What is PBO (polybenzobisoxazole) fiber?

PBO fiber, a high-performance fiber jointly launched by Japan's Toyobo Corporation and the American Dow Chemical Company in 1998, is known as the "King of Fibers." PBO fiber comes in three types: AS, HM, and AS+.

PBO (polybenzobisoxazole) is a fully aromatic rigid rod-shaped polymer. There are no weak bonds in the PBO molecular chain. The conjugated polymer main chain formed between the benzobisoxazole group and the benzene ring will induce the resonance or delocalization effect of the π electrons, thereby promoting the overall stability of the structure.

Synthesis of PBO:

PBO can be synthesized by methods including dehydrochlorination, trimethylsilylation, and complex salts. The terephthalic acid method and terephthaloyl chloride methods are the most commonly used of the dehydrochlorination methods. The terephthalic acid method is currently the most commonly used in industrial production. PBO is synthesized by the polycondensation of 4,6-diaminoresorcinol hydrochloride (DAR) and terephthalic acid (PTA) in polyphosphoric acid (PPA). PBO is a lyotropic liquid-crystalline aromatic heterocyclic polymer. After pretreatment of the spinning solution, dry-jet wet spinning is used to spin the spun fibers.
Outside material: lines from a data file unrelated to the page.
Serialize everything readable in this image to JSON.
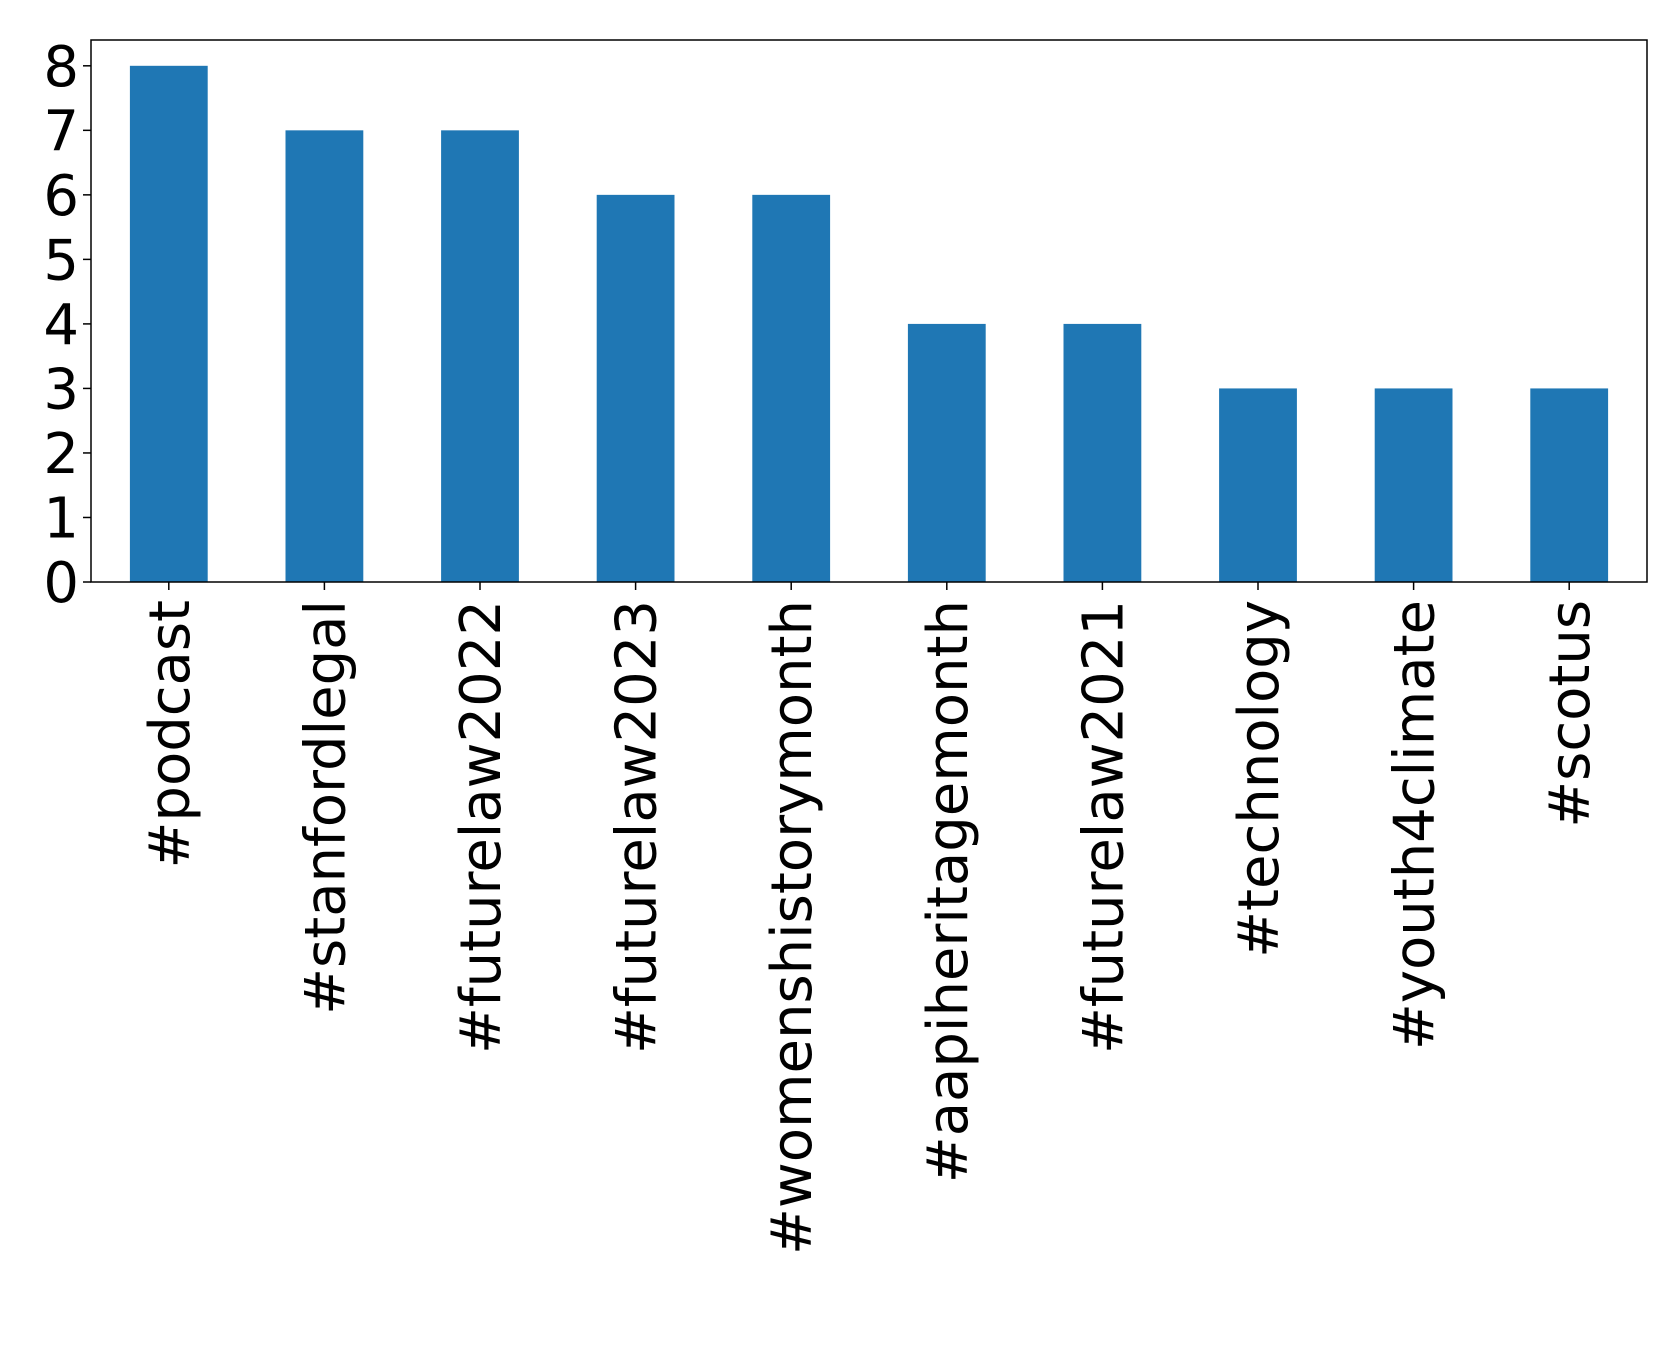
{
  "chart_data": {
    "type": "bar",
    "title": "",
    "xlabel": "",
    "ylabel": "",
    "categories": [
      "#podcast",
      "#stanfordlegal",
      "#futurelaw2022",
      "#futurelaw2023",
      "#womenshistorymonth",
      "#aapiheritagemonth",
      "#futurelaw2021",
      "#technology",
      "#youth4climate",
      "#scotus"
    ],
    "values": [
      8,
      7,
      7,
      6,
      6,
      4,
      4,
      3,
      3,
      3
    ],
    "ylim": [
      0,
      8.4
    ],
    "yticks": [
      "0",
      "1",
      "2",
      "3",
      "4",
      "5",
      "6",
      "7",
      "8"
    ],
    "grid": false,
    "legend": "none",
    "bar_color": "#1f77b4"
  }
}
The spun fibers are then stretched, coagulated, washed, and dried to obtain PBO precursor (AS). The precursor is then heat-treated at high temperature under appropriate tension to produce PBO high-modulus fiber (HM).

Performance Characteristics:

PBO molecular chains are fully extended within the fiber and highly oriented along the axial direction. The molecules exhibit a high degree of conjugation, which imparts greater rigidity to the chains, ultimately resulting in exceptional tensile strength and modulus. The compressive strength of PBO fibers is less than 200 MPa. The lack of significant hydrogen bonding between the molecular chains makes them unstable under pressure, leading to kinking and subsequent fiber splitting and fibrillation. This contributes to their low compressive strength, which limits their application in structural composite materials. Due to the rigidity of the PBO fibers and the highly regular arrangement of their molecular chains, they possess excellent chemical resistance. Organic media have little effect on their strength, while strong alkaline solutions have limited impact. However, strong acids, particularly sulfuric acid, significantly affect their strength, not only reducing their strength but also increasing their dispersibility, likely due to their solubility in protic acids. PBO fibers are, to date, the most heat-resistant organic fibers, primarily due to their high rigidity and aromatic properties. In addition, it has better wear resistance, shear resistance and fatigue resistance than aramid.